Con l’entrata in azienda del figlio Enzo e l’inizio del nuovo millennio è partita la fase, non ancora terminata, di rinnovamento dei vigneti. Sono stati inoltre apportati notevoli cambiamenti anche in cantina, sia a livello di spazio con l’ampliamento della zona di lavorazione, sia nei processi di gestione.

Seppure la nostra azienda non presenti una superficie vitata molto ampia, raccoglie al proprio interno una piccola varietà di terreni. Proprio in base alle caratteristiche del terreno sono state scelte le tipologie dei vitigni, diversificando la produzione che passa da alcuni vitigni internazionali come il Merlot, il Cabernet Sauvignon, e lo Chardonnay per arrivare al Raboso Piave, vino asprigno e robusto che raccoglie in sé le caratteristiche delle “grave”: letti ghiaiosi costituiti da ciottoli di diversa misura regalo delle numerose alluvioni del fiume Piave, ai quali vengono strappati gli inconfondibili profumi e sapori che contraddistinguono la produzione del territorio.

Da poco l’azienda ha allargato la sua zona di coltivazione, affittando alcuni ettari nella zona di Salgareda, molto vocata per la coltivazione dei vitigni a bacca rossa, mentre tra quelli a bacca bianca , nel suolo ampiamente argilloso in un miscuglio di terra e roccia dolomitica, la fanno da padrone il Prosecco ed il meno diffuso, ma sicuramente interessante Manzoni Bianco. Vini profondamente diversi tra di loro, ma tutti espressione di territorialità. Che nella famiglia Bellese viene presa profondamente sul serio.
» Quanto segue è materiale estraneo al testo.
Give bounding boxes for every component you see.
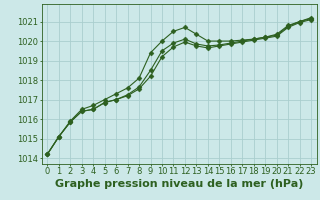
X-axis label: Graphe pression niveau de la mer (hPa): Graphe pression niveau de la mer (hPa): [55, 179, 303, 189]
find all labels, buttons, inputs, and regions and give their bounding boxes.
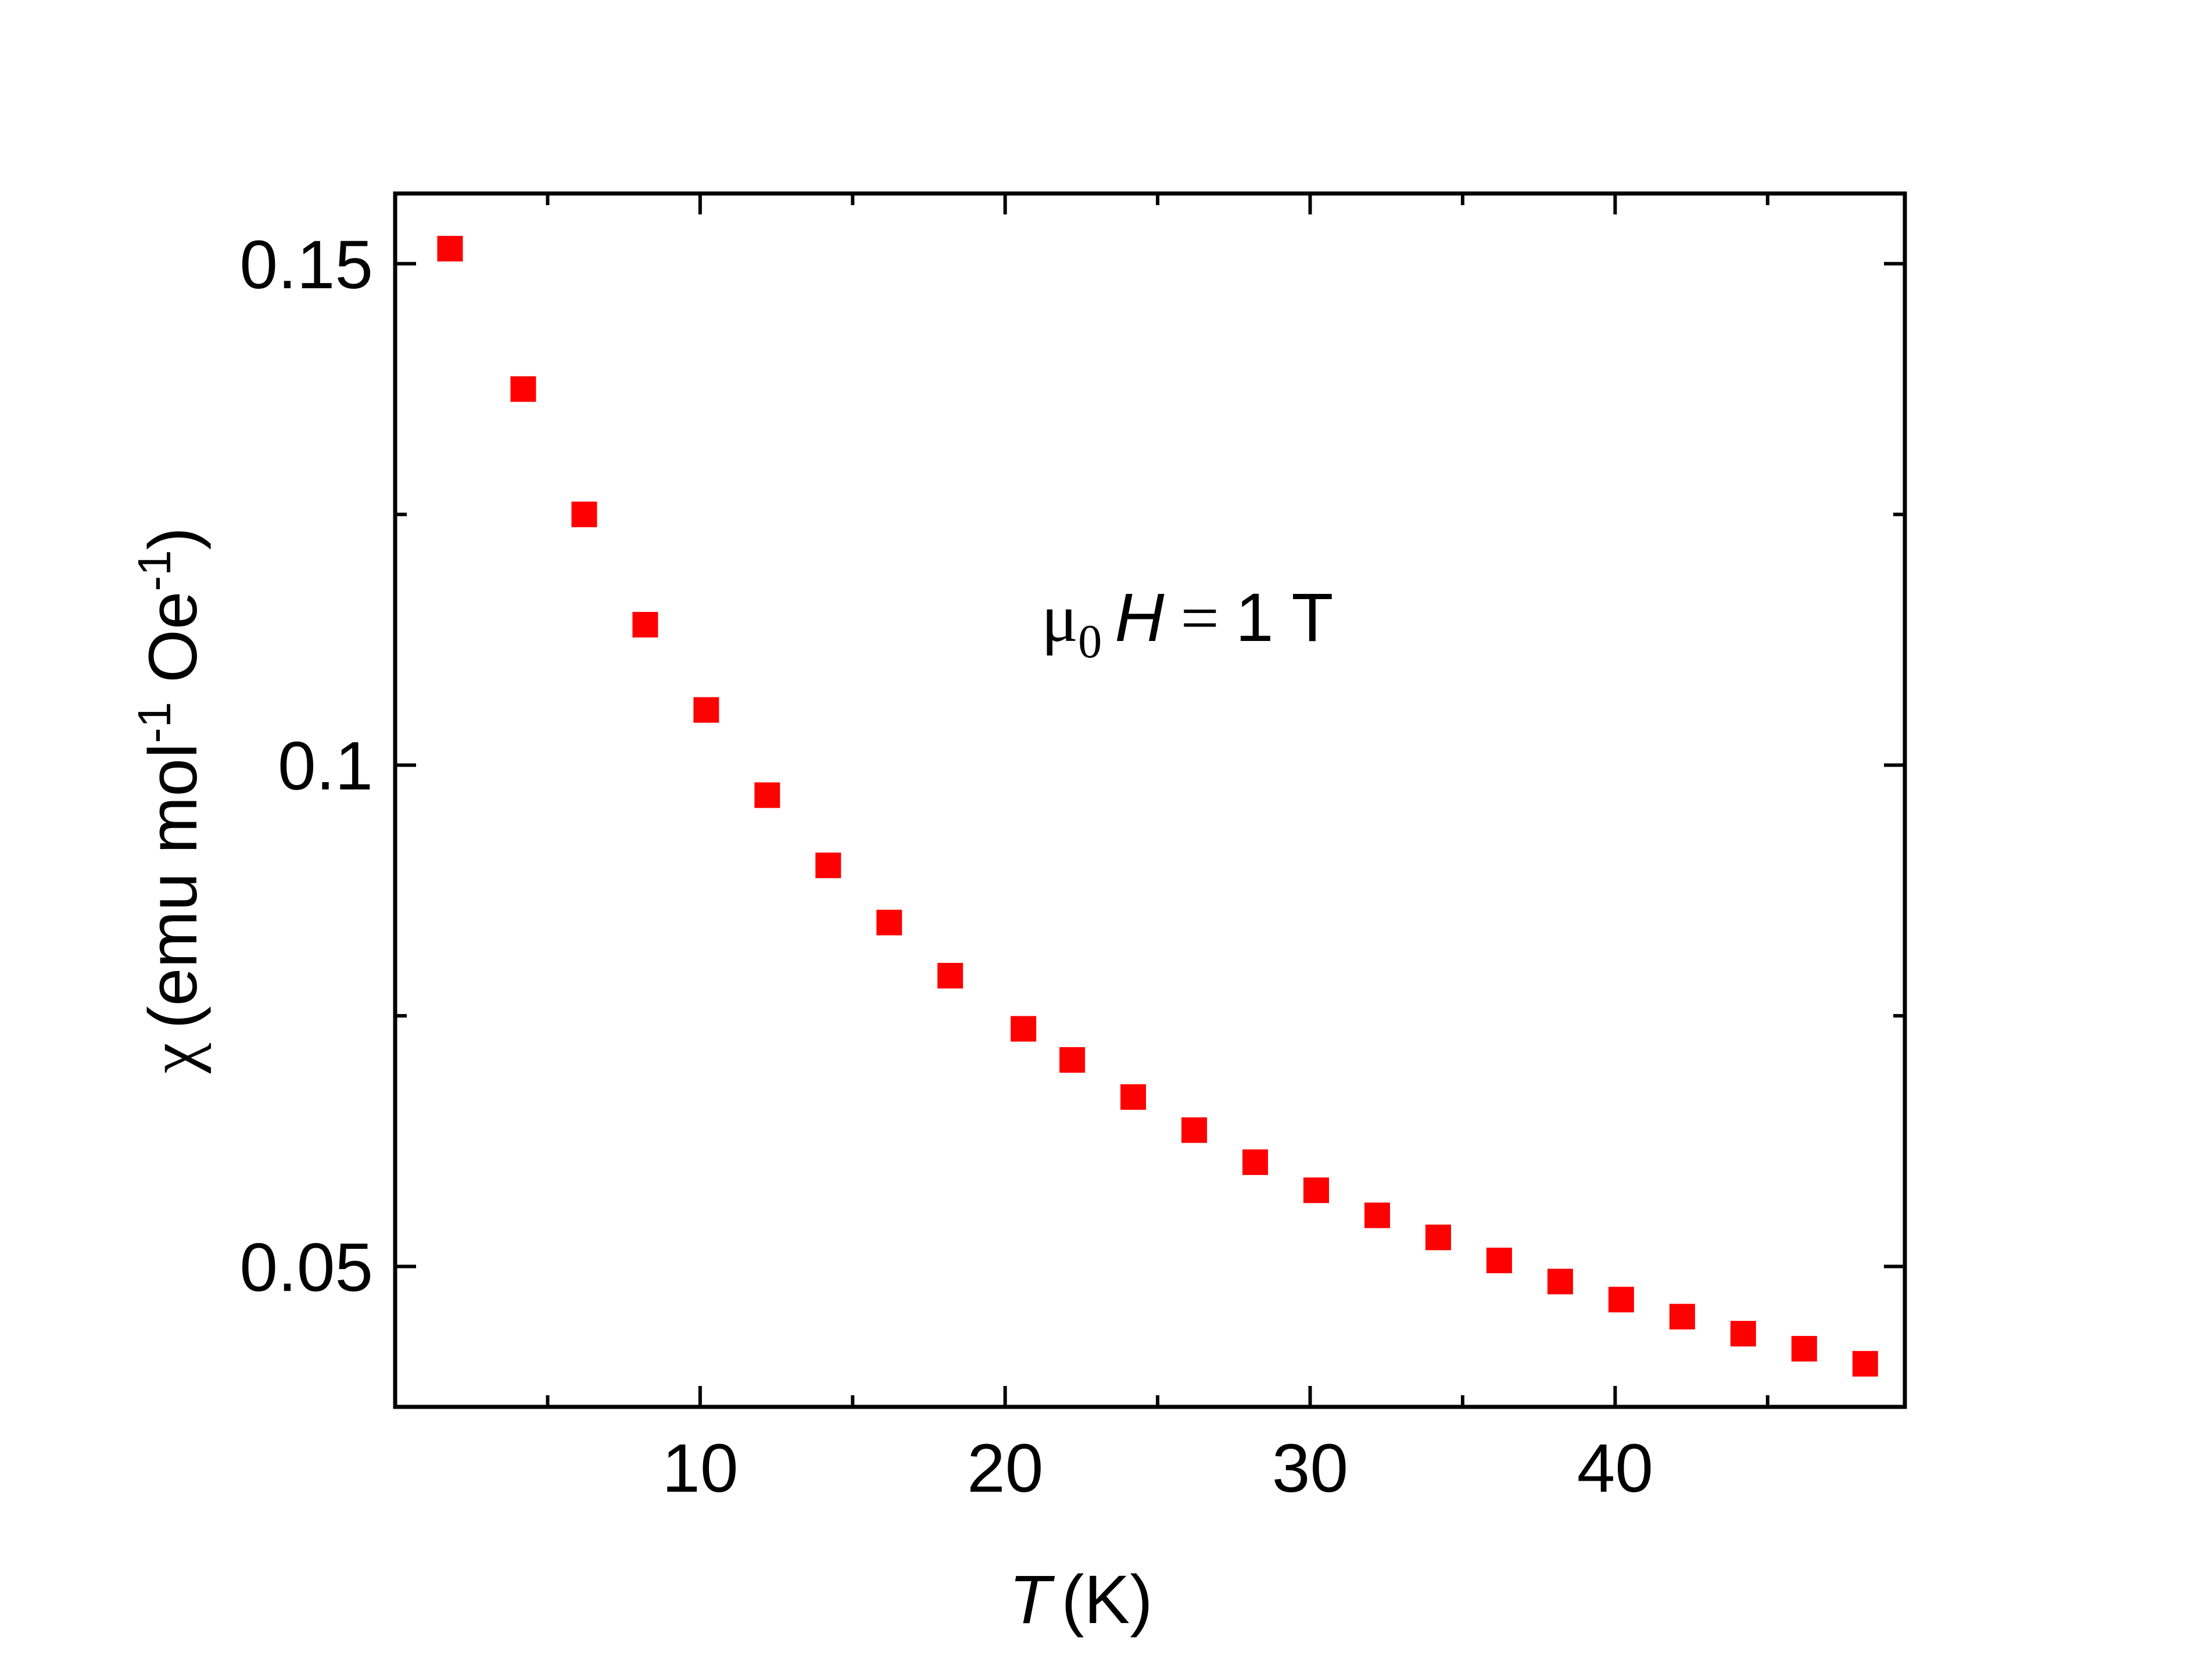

Per noi la coltivazione dell’uva non è  solo lavoro ma è manifestazione dell’amore che abbiamo per i nostri luoghi natii, paesaggi nascosti nelle grave del Piave, lontani dalla vita di città che con i suoi ritmi cancella la pace e la serenità. Ritmi qui facilmente ritrovabili nelle stradine sterrate che affiancano le distese di viti in un’alternanza tra moderne Guyot e monumentali Belussere, incorniciate da siepi alberate, da boschetti di olmo campestre, da platani e sambuchi spontanei.